This was it. !    A collection of drab reddish-brown brick buildings, arrayed in neat rows and columns, and vaguely identifiable as barrack blocks and mess halls, was matched by a mirrored collection on the opposite side of a large, gently sloping tarmac drill square.    A headquarters building, RAF ensign fluttering limply, and a somewhat dilapidated wooden hut occupied the other two sides.    Beyond, to the north, rose the tall smoking chimney of the furnace house, and yet more barrack blocks and other smaller structures.

The steep and heavily wooded escarpment that forms the western edge of the Wendover National Forest, typical of similar ranges in the Chiltern Hills, stretched out of sight to the south, forming an immediate, yet perfect, backdrop to the sprawling Apprentice School living quarters.    A half-mile or so to the north, the tree-lined ridge ended abruptly in a prominent grass covered peak.    He would later, like all bona-fide Halton Brats, come to know it as "The Pimple".

At its' summit a picture- book gallows had been erected;   from the protruding gibbet arm swung a dummy arrayed in RAF khaki fatigue battledress.    Put up and left by members of the 43rd Entry of Brats on the occasion of their recent "Passing Out" ceremony, it stood as a sombre warning of horrors yet to come for these new "sprogs" of the 47th Entry just arriving.    Yes, this was definitely it.    Assuming he passed all the initiation tests, this would be his home for the next three years.

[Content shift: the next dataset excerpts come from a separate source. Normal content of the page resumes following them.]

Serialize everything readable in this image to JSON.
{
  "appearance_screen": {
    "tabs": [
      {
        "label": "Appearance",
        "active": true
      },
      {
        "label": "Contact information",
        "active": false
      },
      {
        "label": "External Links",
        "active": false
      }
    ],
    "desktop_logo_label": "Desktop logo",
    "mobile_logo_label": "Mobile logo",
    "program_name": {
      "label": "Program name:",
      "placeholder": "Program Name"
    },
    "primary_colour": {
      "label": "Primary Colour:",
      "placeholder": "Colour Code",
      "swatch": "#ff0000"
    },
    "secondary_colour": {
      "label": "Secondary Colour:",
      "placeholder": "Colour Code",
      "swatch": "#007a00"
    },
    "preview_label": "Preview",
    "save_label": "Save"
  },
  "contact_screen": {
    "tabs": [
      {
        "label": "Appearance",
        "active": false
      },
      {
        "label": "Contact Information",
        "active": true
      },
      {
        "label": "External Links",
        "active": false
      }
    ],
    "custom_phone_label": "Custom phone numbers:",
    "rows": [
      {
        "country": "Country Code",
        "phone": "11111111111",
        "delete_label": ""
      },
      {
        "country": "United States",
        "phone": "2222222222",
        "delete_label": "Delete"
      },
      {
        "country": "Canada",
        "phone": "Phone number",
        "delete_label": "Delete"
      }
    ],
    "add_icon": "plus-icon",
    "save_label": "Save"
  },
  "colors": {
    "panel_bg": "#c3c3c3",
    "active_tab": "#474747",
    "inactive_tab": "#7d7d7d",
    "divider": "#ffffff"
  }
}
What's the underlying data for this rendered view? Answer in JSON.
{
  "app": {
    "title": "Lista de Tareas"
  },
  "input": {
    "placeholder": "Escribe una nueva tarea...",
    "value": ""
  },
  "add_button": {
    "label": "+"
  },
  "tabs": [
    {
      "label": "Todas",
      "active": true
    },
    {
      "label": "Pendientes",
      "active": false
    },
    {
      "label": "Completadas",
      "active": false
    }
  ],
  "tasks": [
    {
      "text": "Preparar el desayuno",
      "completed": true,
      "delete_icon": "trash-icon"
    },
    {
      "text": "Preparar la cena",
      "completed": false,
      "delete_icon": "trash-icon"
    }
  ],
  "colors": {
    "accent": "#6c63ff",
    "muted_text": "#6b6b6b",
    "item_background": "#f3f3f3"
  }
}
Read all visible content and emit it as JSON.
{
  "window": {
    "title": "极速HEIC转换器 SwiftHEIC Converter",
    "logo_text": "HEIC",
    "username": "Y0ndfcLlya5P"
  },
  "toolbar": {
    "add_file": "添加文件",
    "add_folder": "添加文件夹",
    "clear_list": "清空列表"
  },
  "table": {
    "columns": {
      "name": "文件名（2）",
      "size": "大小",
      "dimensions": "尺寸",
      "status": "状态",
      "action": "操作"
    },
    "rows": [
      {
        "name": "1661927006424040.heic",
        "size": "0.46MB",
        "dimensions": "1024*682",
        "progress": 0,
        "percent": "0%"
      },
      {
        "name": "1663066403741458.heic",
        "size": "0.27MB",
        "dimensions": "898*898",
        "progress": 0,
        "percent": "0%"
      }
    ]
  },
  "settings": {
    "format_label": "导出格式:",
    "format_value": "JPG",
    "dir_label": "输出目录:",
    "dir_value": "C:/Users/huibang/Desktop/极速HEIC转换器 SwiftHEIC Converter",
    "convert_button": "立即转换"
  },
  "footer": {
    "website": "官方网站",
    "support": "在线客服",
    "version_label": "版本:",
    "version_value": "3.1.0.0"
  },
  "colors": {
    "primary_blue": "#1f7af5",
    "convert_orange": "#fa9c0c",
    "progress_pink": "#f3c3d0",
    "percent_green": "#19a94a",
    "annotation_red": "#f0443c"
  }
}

The lorries ground to a halt.    "Everybody out !", came the shouted orders.    Once again the accompanying NCO's sorted the milling mob of boys and baggage into smaller groups of about twenty, and herded each section into empty dormitory rooms in the cavernous barrack blocks.    Three stories high, built when the school was founded back in the early 1920's, the prison-like atmosphere was all-pervading.    A brown linoleum covered floor, the highly polished finish doing little to disguise its' chipped and patched antiquity, formed the foundation of each room..    The interior walls, painted in the prevailing hideous two-toned "Government Green" scheme, were lined with multiple, prison bar-like runs of heavy iron steam heating pipes, installed just above floor level.    High casement windows in all the outer walls, each criss-crossed with anti-blast protection tapes, reinforced the semblance of prison bars.    The overall penal atmosphere was completed by a row of very strange looking iron contraptions, arranged two by two down each side of the long room  . . .  were these really racks left over from the Spanish Inquisition, and now used to torture recalcitrant brats ?    Above each "rack" hung a small wall-mounted steel locker;   at its' foot stood a large wooden box.    An area in one entrance corner, sealed off save for a panelled door, plus a padlocked rifle rack in the other corner, completed the picture.    Such Spartan surroundings !    Could this really be why he had left home ?

"All right you lovely lads, gather round".     The NCO, a not unpleasant looking man, made his announcement.     "My name is Webb ! -  Sergeant Webb !
I am a physical training instructor.   I want to show you a few things, and then you're on your own till morning.     So listen carefully ... watch what I do, and if you have any questions spit them out !"   He stepped over to one of the "racks".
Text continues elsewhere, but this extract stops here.